Week End réal avec Mikou, PART I.

Non sans prise de tête et réflexions préalables à la continuité du projet, on a fini par se retrouver, arpès négociation, chez moi, à La Réole, pour tourner 2 nouveaux épisodes. Le truc qui est bien, c'est qu'on est deux bons bourrins de taf. Ce fut aussi l'occasion de réaliser, une bonne fois pour toutes, à quel point on aime bosser ensemble. Et puis on a bien rigoley.

Les aventures de David

J'avoue avoir très largement pesé mon envie d'être « THE » réalisateur pour mon frère.

J'ai d'abord réfuté l'idée que c'était « notre projet », car in fine, le premier bénéficiaire du succès (ou non) de ces vidéos, c'est Mickaël.

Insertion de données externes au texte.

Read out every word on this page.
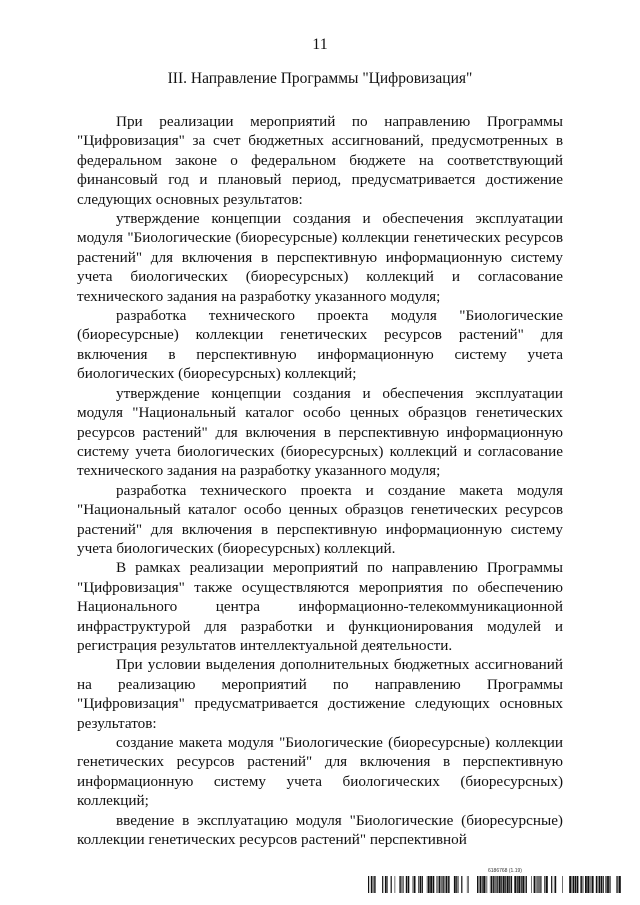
11
III. Направление Программы "Цифровизация"

При реализации мероприятий по направлению Программы "Цифровизация" за счет бюджетных ассигнований, предусмотренных в федеральном законе о федеральном бюджете на соответствующий финансовый год и плановый период, предусматривается достижение следующих основных результатов:

утверждение концепции создания и обеспечения эксплуатации модуля "Биологические (биоресурсные) коллекции генетических ресурсов растений" для включения в перспективную информационную систему учета биологических (биоресурсных) коллекций и согласование технического задания на разработку указанного модуля;

разработка технического проекта модуля "Биологические (биоресурсные) коллекции генетических ресурсов растений" для включения в перспективную информационную систему учета биологических (биоресурсных) коллекций;

утверждение концепции создания и обеспечения эксплуатации модуля "Национальный каталог особо ценных образцов генетических ресурсов растений" для включения в перспективную информационную систему учета биологических (биоресурсных) коллекций и согласование технического задания на разработку указанного модуля;

разработка технического проекта и создание макета модуля "Национальный каталог особо ценных образцов генетических ресурсов растений" для включения в перспективную информационную систему учета биологических (биоресурсных) коллекций.

В рамках реализации мероприятий по направлению Программы "Цифровизация" также осуществляются мероприятия по обеспечению Национального центра информационно-телекоммуникационной инфраструктурой для разработки и функционирования модулей и регистрация результатов интеллектуальной деятельности.

При условии выделения дополнительных бюджетных ассигнований на реализацию мероприятий по направлению Программы "Цифровизация" предусматривается достижение следующих основных результатов:

создание макета модуля "Биологические (биоресурсные) коллекции генетических ресурсов растений" для включения в перспективную информационную систему учета биологических (биоресурсных) коллекций;

введение в эксплуатацию модуля "Биологические (биоресурсные) коллекции генетических ресурсов растений" перспективной

6186768 (1.19)
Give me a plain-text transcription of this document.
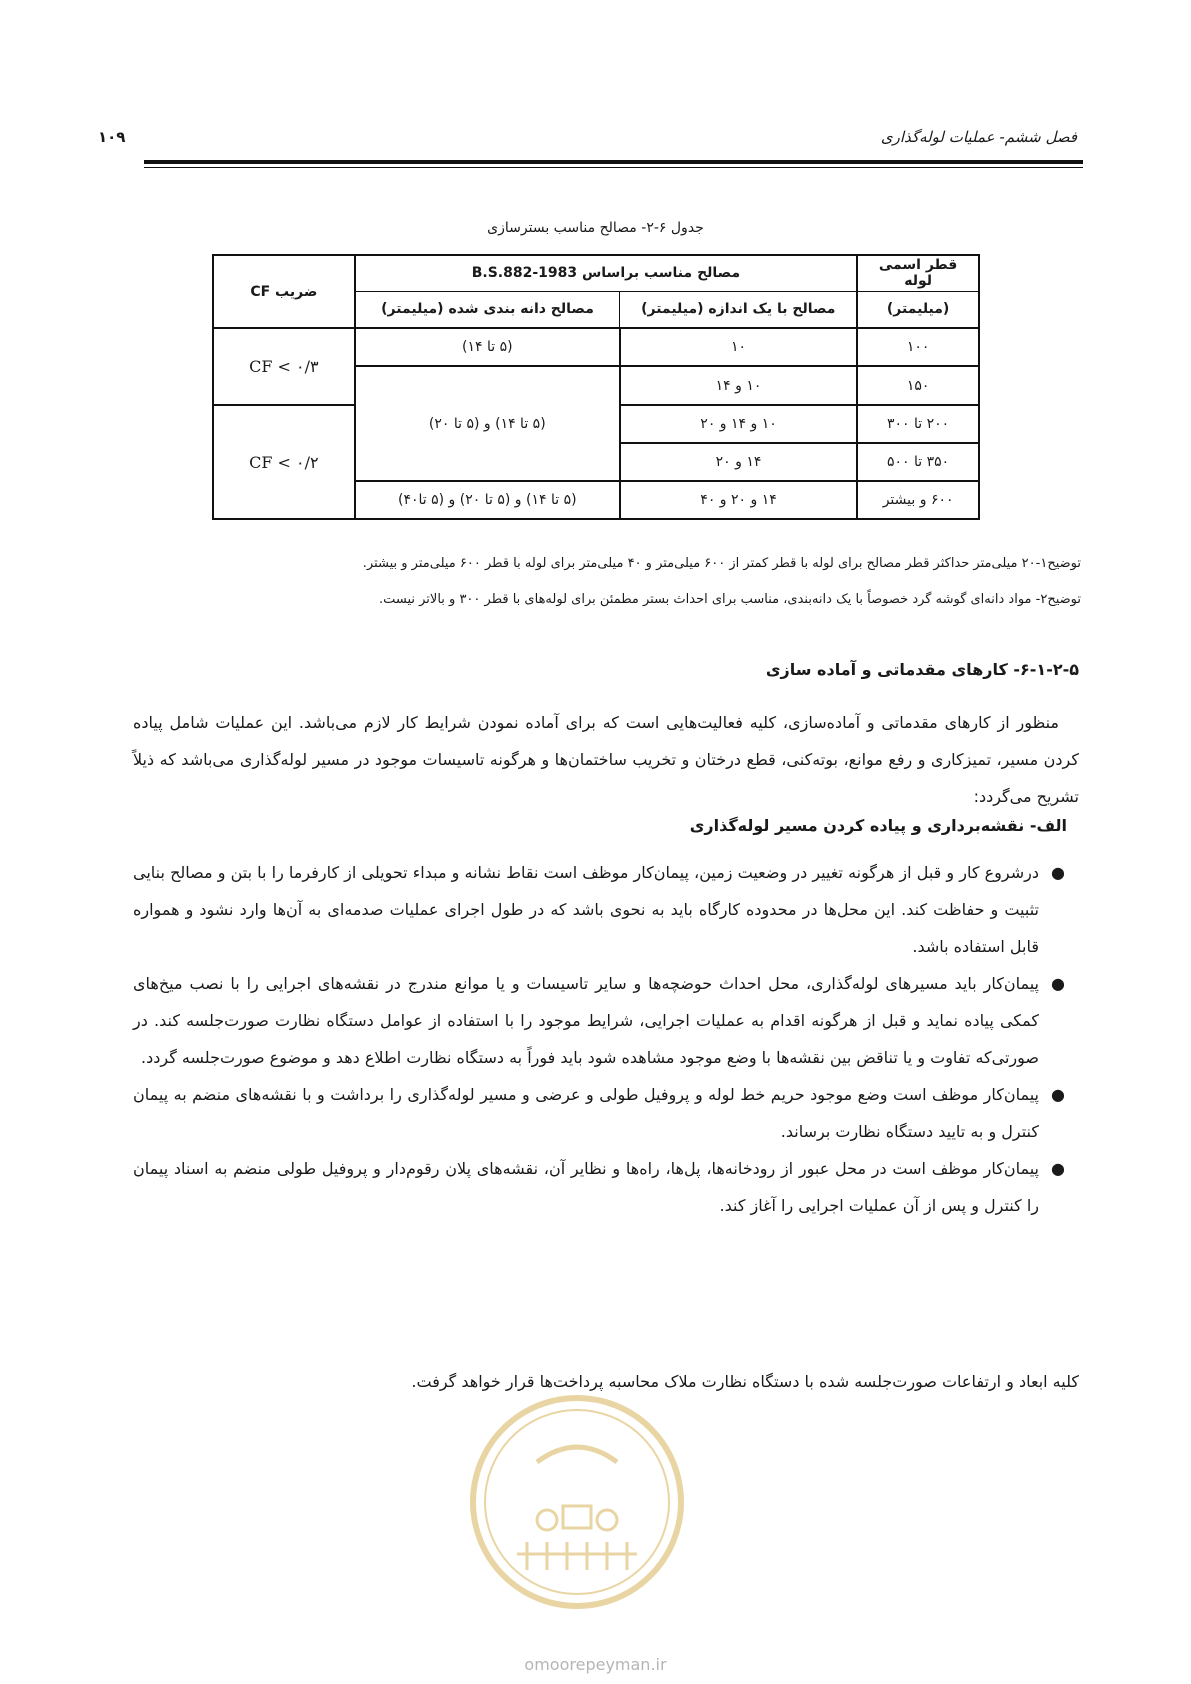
فصل ششم- عملیات لوله‌گذاری
۱۰۹
جدول ۶-۲- مصالح مناسب بسترسازی
قطر اسمی لوله	مصالح مناسب براساس B.S.882-1983		ضریب CF
(میلیمتر)	مصالح با یک اندازه (میلیمتر)	مصالح دانه بندی شده (میلیمتر)	
۱۰۰	۱۰	(۵ تا ۱۴)	CF < ۰/۳
۱۵۰	۱۰ و ۱۴	(۵ تا ۱۴) و (۵ تا ۲۰)	
۲۰۰ تا ۳۰۰	۱۰ و ۱۴ و ۲۰		CF < ۰/۲
۳۵۰ تا ۵۰۰	۱۴ و ۲۰		
۶۰۰ و بیشتر	۱۴ و ۲۰ و ۴۰	(۵ تا ۱۴) و (۵ تا ۲۰) و (۵ تا۴۰)	
توضیح۱-۲۰ میلی‌متر حداکثر قطر مصالح برای لوله با قطر کمتر از ۶۰۰ میلی‌متر و ۴۰ میلی‌متر برای لوله با قطر ۶۰۰ میلی‌متر و بیشتر.
توضیح۲- مواد دانه‌ای گوشه گرد خصوصاً با یک دانه‌بندی، مناسب برای احداث بستر مطمئن برای لوله‌های با قطر ۳۰۰ و بالاتر نیست.
۶-۱-۲-۵- کارهای مقدماتی و آماده سازی
منظور از کارهای مقدماتی و آماده‌سازی، کلیه فعالیت‌هایی است که برای آماده نمودن شرایط کار لازم می‌باشد. این عملیات شامل پیاده کردن مسیر، تمیزکاری و رفع موانع، بوته‌کنی، قطع درختان و تخریب ساختمان‌ها و هرگونه تاسیسات موجود در مسیر لوله‌گذاری می‌باشد که ذیلاً تشریح می‌گردد:
الف- نقشه‌برداری و پیاده کردن مسیر لوله‌گذاری
●
درشروع کار و قبل از هرگونه تغییر در وضعیت زمین، پیمان‌کار موظف است نقاط نشانه و مبداء تحویلی از کارفرما را با بتن و مصالح بنایی تثبیت و حفاظت کند. این محل‌ها در محدوده کارگاه باید به نحوی باشد که در طول اجرای عملیات صدمه‌ای به آن‌ها وارد نشود و همواره قابل استفاده باشد.
●
پیمان‌کار باید مسیرهای لوله‌گذاری، محل احداث حوضچه‌ها و سایر تاسیسات و یا موانع مندرج در نقشه‌های اجرایی را با نصب میخ‌های کمکی پیاده نماید و قبل از هرگونه اقدام به عملیات اجرایی، شرایط موجود را با استفاده از عوامل دستگاه نظارت صورت‌جلسه کند. در صورتی‌که تفاوت و یا تناقض بین نقشه‌ها با وضع موجود مشاهده شود باید فوراً به دستگاه نظارت اطلاع دهد و موضوع صورت‌جلسه گردد.
●
پیمان‌کار موظف است وضع موجود حریم خط لوله و پروفیل طولی و عرضی و مسیر لوله‌گذاری را برداشت و با نقشه‌های منضم به پیمان کنترل و به تایید دستگاه نظارت برساند.
●
پیمان‌کار موظف است در محل عبور از رودخانه‌ها، پل‌ها، راه‌ها و نظایر آن، نقشه‌های پلان رقوم‌دار و پروفیل طولی منضم به اسناد پیمان را کنترل و پس از آن عملیات اجرایی را آغاز کند.
کلیه ابعاد و ارتفاعات صورت‌جلسه شده با دستگاه نظارت ملاک محاسبه پرداخت‌ها قرار خواهد گرفت.
omoorepeyman.ir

Par ailleurs, je ne me suis pas lancé dans la réalisation pour devenir réalisateur, mais pour être autonome lorsque j'avais besoin de faire un clip ou un court, pour des projets totalement personnels. Si bien qu'en imaginant que la réal et le montage des ces épisodes puissent générer une opportunité - ce qui semble au demeurant peu probable - ma réponse serait négative dans 99% des cas. Mais Mickaël a insité, d'une part parce qu'il ne voyait pas qui d'autre que moi pourrait faire ce taf (gratuitement par ailleurs, <3), mais, et je dois bien l'admettre, le coeur chaud, parce qu'il voulait sincèrement qu'on fasse ce projet ensemble.

Rapide calcul fait, à raison de 4 jours de taf par épisode, pour 8 à 10 épisodes dans l'année, je cramais 32 à 40 jours de mon fucking précieux temps libre. Alors, si on était en train de réaliser la websérie de l'année, dans un univers co-écrit, avec des thèmes qui me font frémir, ça aurait pu me taquiner le cerveau, mais pour faire des non-tuto sur le monde des comédiens ? Par pitié, non.

On a donc revu ensemble l'ambition des 10 épisodes, rabaissée à « on verra » puis calé des journées de tournages à Panam. Quelques jours avant de prendre mon train, j'étais malade du bide (entre la vie et la mort, tel une homme). J'ai annulé en proposant au choix :

  • qu'il trouve un autre réal, et que je ferai éventuellement le montage.
  • qu'il vienne ici, à La Réole, une Week End, pour qu'on tourne tout.

Quelques « Mais tu te rends pas compte ! », « mon temps et tout ... », « Le train ? Au prix où ça coûte ! » plus tard, je lâchais l'argument massue. Vu que le premier épisode a été financé par l'Afdas (c'était d'ailleurs le premier argument pour que je fasse le premier épisode : 1500€ pour la réal. et le montage) mais que je ne l'ai pas touché (parce qu'à ce moment, je n'en avais pas besoin), je lui ai proposé de financer sa venue avec ce pognon. Imparable. Il est donc venu. Énorme casanier que je suis, la joie frappait mes joues barbues. 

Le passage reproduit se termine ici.